Rats administered SoRI 9409 were found to have a significantly greater reduction in ethanol consumption than naltrexone (p<0.05), but without a reduction in water intake. Binding studies revealed SoRI 9409 to be a potent delta-inverse agonist. SoRI 9409 was also found to be a mu- and kappa-antagonist, as reported.3 Inhibition of selective opioid agonist (DPDPE, DAMGO, (-)U50,488H) stimulated binding showed that SoRI 9409’s opioid receptor antagonist action was ~25-fold more potent (delta), ~5-fold less potent (mu) and equipotent (kappa), compared with naltrexone.

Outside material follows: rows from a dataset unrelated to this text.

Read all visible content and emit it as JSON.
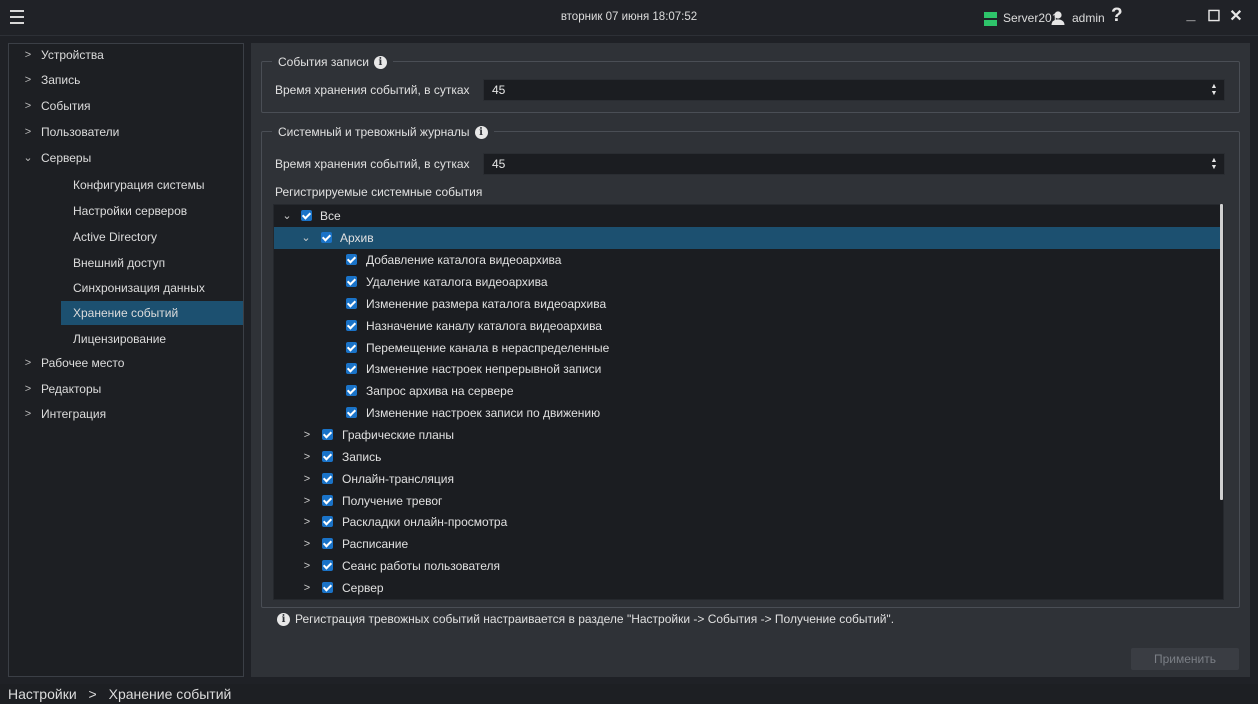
{
  "header": {
    "datetime": "вторник 07 июня 18:07:52",
    "server": "Server201",
    "user": "admin",
    "help": "?",
    "window_controls": {
      "minimize": "_",
      "maximize": "☐",
      "close": "✕"
    },
    "colors": {
      "server_icon": "#2ec46a"
    }
  },
  "sidebar": {
    "items": [
      {
        "label": "Устройства",
        "icon": "chevron-right-icon"
      },
      {
        "label": "Запись",
        "icon": "chevron-right-icon"
      },
      {
        "label": "События",
        "icon": "chevron-right-icon"
      },
      {
        "label": "Пользователи",
        "icon": "chevron-right-icon"
      },
      {
        "label": "Серверы",
        "icon": "chevron-down-icon"
      }
    ],
    "servers_children": [
      "Конфигурация системы",
      "Настройки серверов",
      "Active Directory",
      "Внешний доступ",
      "Синхронизация данных",
      "Хранение событий",
      "Лицензирование"
    ],
    "active": "Хранение событий",
    "items_after": [
      {
        "label": "Рабочее место",
        "icon": "chevron-right-icon"
      },
      {
        "label": "Редакторы",
        "icon": "chevron-right-icon"
      },
      {
        "label": "Интеграция",
        "icon": "chevron-right-icon"
      }
    ],
    "colors": {
      "active_bg": "#1c5070"
    }
  },
  "record_events": {
    "title": "События записи",
    "retention_label": "Время хранения событий, в сутках",
    "retention_value": "45"
  },
  "system_journal": {
    "title": "Системный и тревожный журналы",
    "retention_label": "Время хранения событий, в сутках",
    "retention_value": "45",
    "registered_label": "Регистрируемые системные события"
  },
  "tree": {
    "root": "Все",
    "archive": "Архив",
    "archive_children": [
      "Добавление каталога видеоархива",
      "Удаление каталога видеоархива",
      "Изменение размера каталога видеоархива",
      "Назначение каналу каталога видеоархива",
      "Перемещение канала в нераспределенные",
      "Изменение настроек непрерывной записи",
      "Запрос архива на сервере",
      "Изменение настроек записи по движению"
    ],
    "collapsed_groups": [
      "Графические планы",
      "Запись",
      "Онлайн-трансляция",
      "Получение тревог",
      "Раскладки онлайн-просмотра",
      "Расписание",
      "Сеанс работы пользователя",
      "Сервер"
    ],
    "colors": {
      "checkbox": "#1a73c8",
      "selected_row": "#1c5070"
    }
  },
  "note": "Регистрация тревожных событий настраивается в разделе \"Настройки -> События -> Получение событий\".",
  "apply_button": "Применить",
  "breadcrumb": {
    "root": "Настройки",
    "separator": ">",
    "current": "Хранение событий"
  }
}
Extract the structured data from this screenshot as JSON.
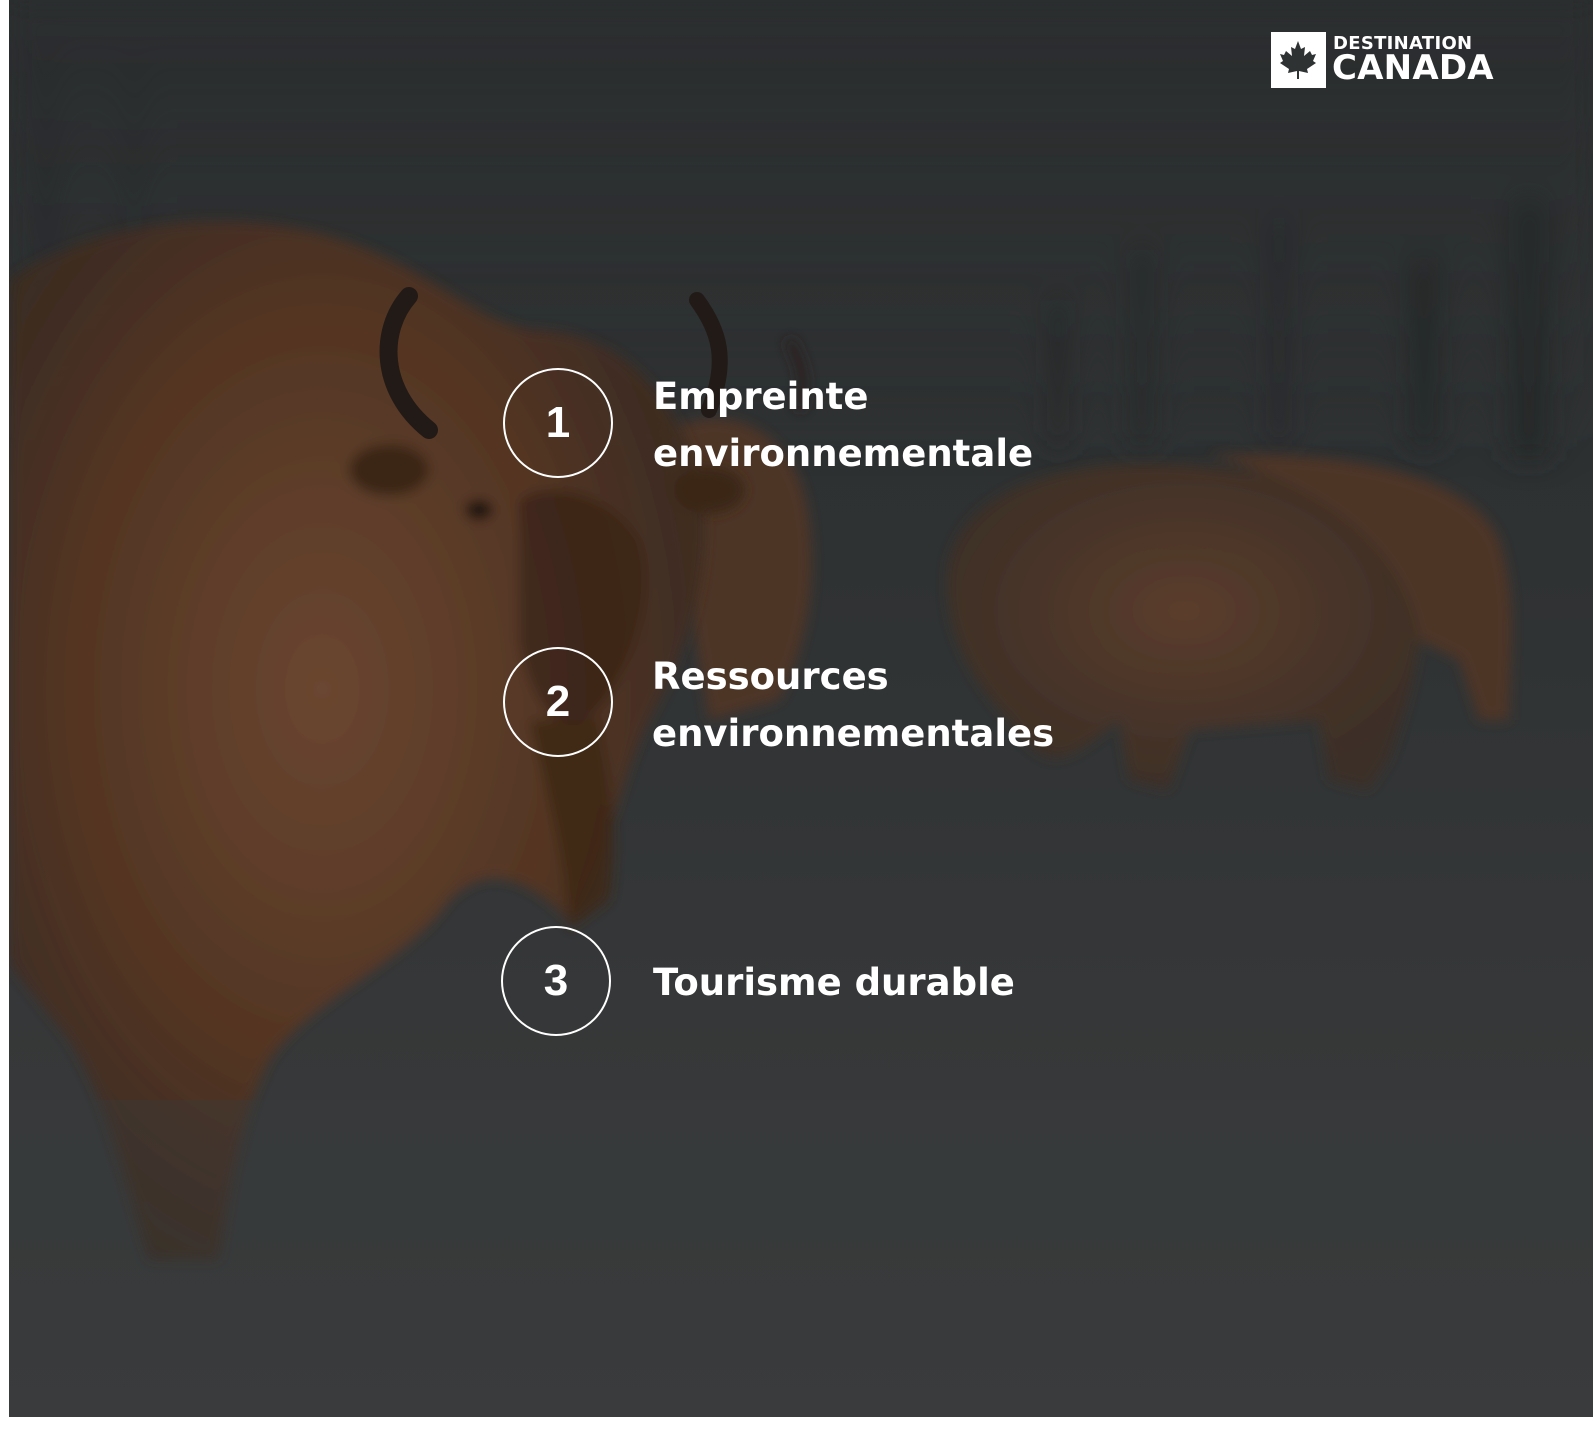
{
  "logo": {
    "line1": "DESTINATION",
    "line2": "CANADA",
    "icon": "maple-leaf-icon"
  },
  "items": [
    {
      "number": "1",
      "line1": "Empreinte",
      "line2": "environnementale"
    },
    {
      "number": "2",
      "line1": "Ressources",
      "line2": "environnementales"
    },
    {
      "number": "3",
      "line1": "Tourisme durable",
      "line2": ""
    }
  ],
  "colors": {
    "overlay": "#2f3233",
    "text": "#ffffff",
    "bison_fur": "#5a3a26"
  }
}
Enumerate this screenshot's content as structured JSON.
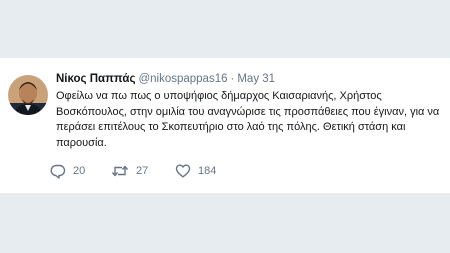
{
  "colors": {
    "background": "#e6ecf0",
    "tweet_background": "#ffffff",
    "text_primary": "#14171a",
    "text_secondary": "#657786"
  },
  "tweet": {
    "author": {
      "display_name": "Νίκος Παππάς",
      "handle": "@nikospappas16"
    },
    "separator": "·",
    "date": "May 31",
    "text": "Οφείλω να πω πως ο υποψήφιος δήμαρχος Καισαριανής, Χρήστος Βοσκόπουλος, στην ομιλία του αναγνώρισε τις προσπάθειες που έγιναν, για να περάσει επιτέλους το Σκοπευτήριο στο λαό της πόλης. Θετική στάση και παρουσία.",
    "actions": {
      "reply": {
        "icon": "reply-icon",
        "count": "20"
      },
      "retweet": {
        "icon": "retweet-icon",
        "count": "27"
      },
      "like": {
        "icon": "heart-icon",
        "count": "184"
      }
    }
  }
}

As SoRI 9409 was found to produce a selective and long lasting reduction of ethanol consumption in rats with an apparent longer duration of action and a better side effect profile than that of naltrexone, it therefore appears to be a promising candidate for development as a novel therapeutic for the treatment of alcoholism.

1. O'Malley SS, Krishnan-Sarin S, Farren C, Sinha R, Kreek MJ. Psychopharmacol 1992; 160:19-29.
2. Swift RM. New Eng J Med 1999; 340:1482-90.
3. Xu H, Lu YF, Rice KC, Ananthan S, Rothman RB. Brain Res Bull 2001; 55:507-11.